Fortunately, his father eventually recovered and the family had less need of Arnold’s earnings. In keeping with his rule-resistant redistributive economic worldview, he would often contribute a large share of coin pried lose from the gentry and nobility to the beggars, orphans, and streetworkers of the city. (An unintended consequence of this has been an excellent network of sympathetic informants.)
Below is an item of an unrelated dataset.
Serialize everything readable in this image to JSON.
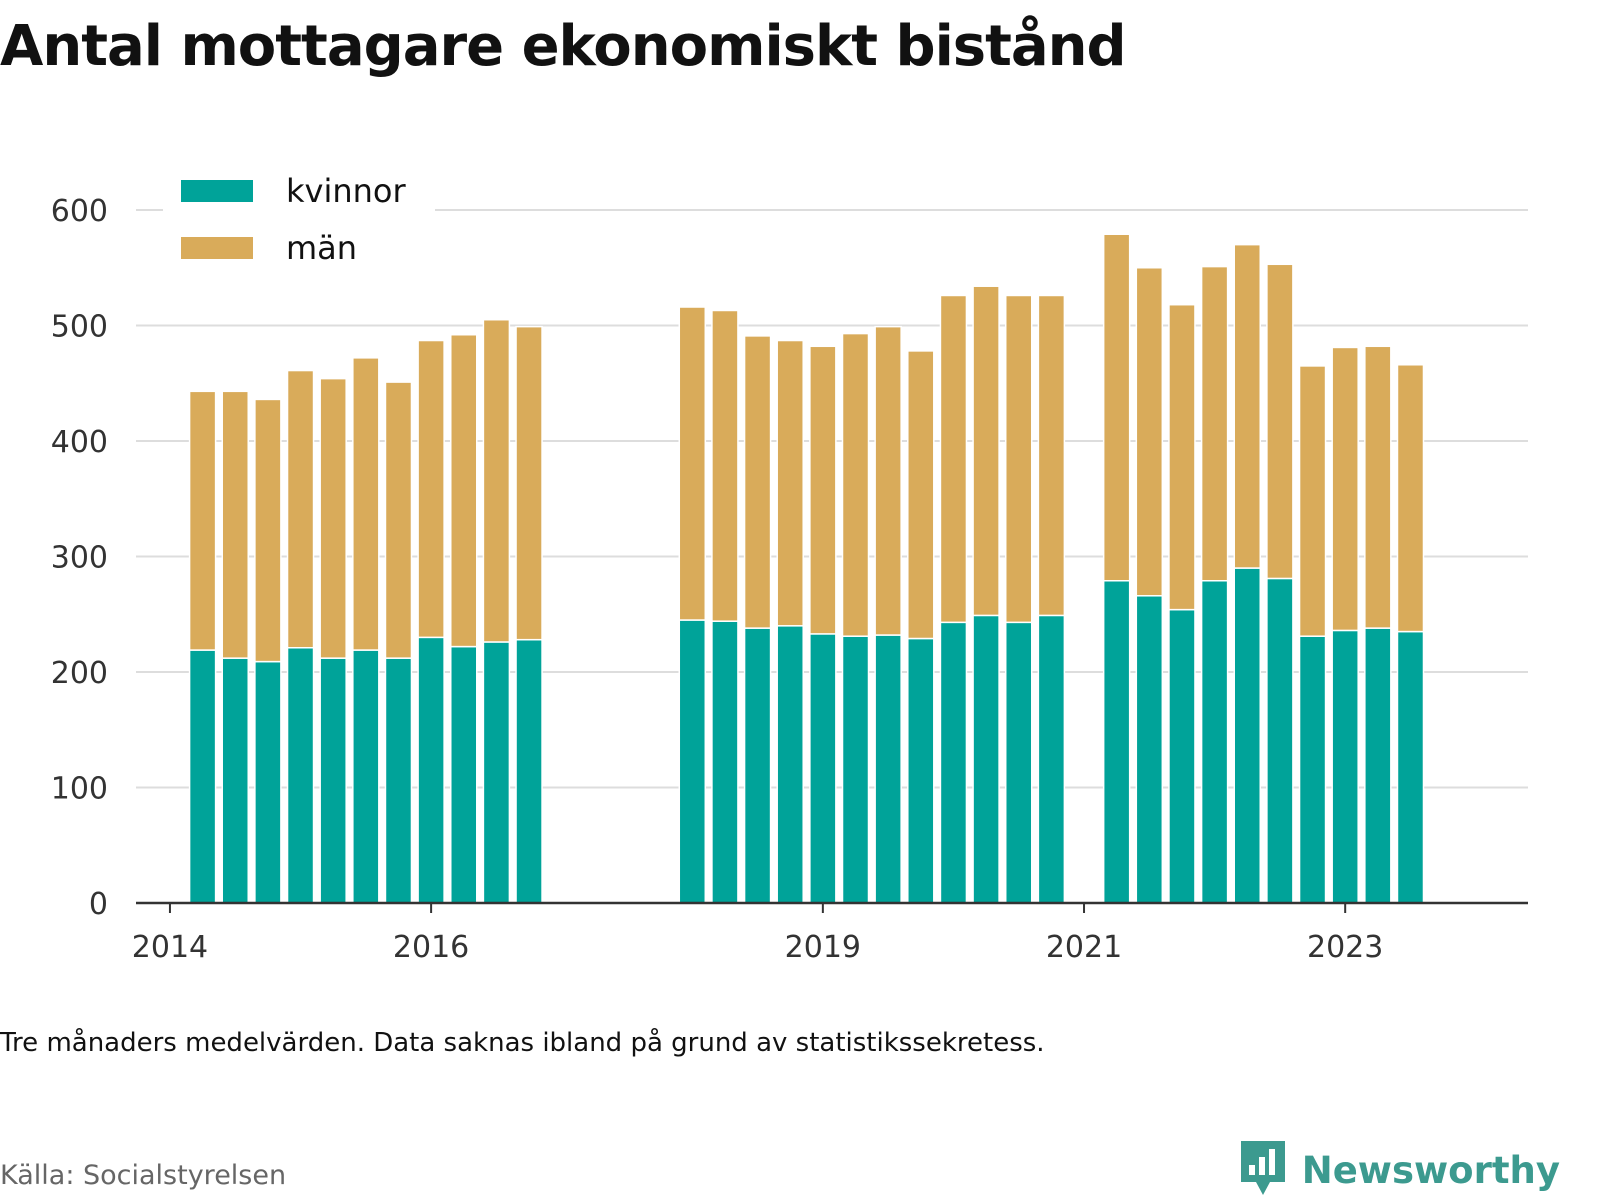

Yet, despite his successes in the taverns and underground gambling houses of the City of Splendors, separating the obnoxiously rich from their money, Arnold remained at heart a Brandyken. Notably, he shared with both his father and Uncle Reggie a deep love for the halfling sport (and rather esoteric martial art) of skip-rock throwing. Among the objects of greatest pride in the Brandyken family were the several trophies that Roger and Regggie had won in skip-rock contests during their youth, and when he traveled with his uncle to visit family and halfling communities along the Sword Coast he would often hear tales told of their renown. This renown was soon matched by Arnold’s own, within the small skiprock fraternity at least, as he encountered growing success in competitions himself.

Sadly, three years ago, Reggie Brandyken died in an apparent robbery attempt. While officials proclaimed it a simple break-and-enter, Arnold remained unconvinced: the signs of crude forced entry to his uncle’s house were just a little too artfully done, and whoever had ransacked the residence showed more method than one would expect from common thugs. Fortunately they had failed to recognize the value (or simply did not care about) of the battered shield, and the small pouch containing some old gloves, halfling war-sling and strangely polished stones in his uncle’s workshop. These Arnold took, together with the small (and well-hidden) cache of magical items that he had liberated from their undeserving feudal and bourgeois owners over the years, and set off to travel the world. In doing so, he hoped not only to find respite from the pain of loss, but also to find answers to the mysterious death of Reginald Brandyken.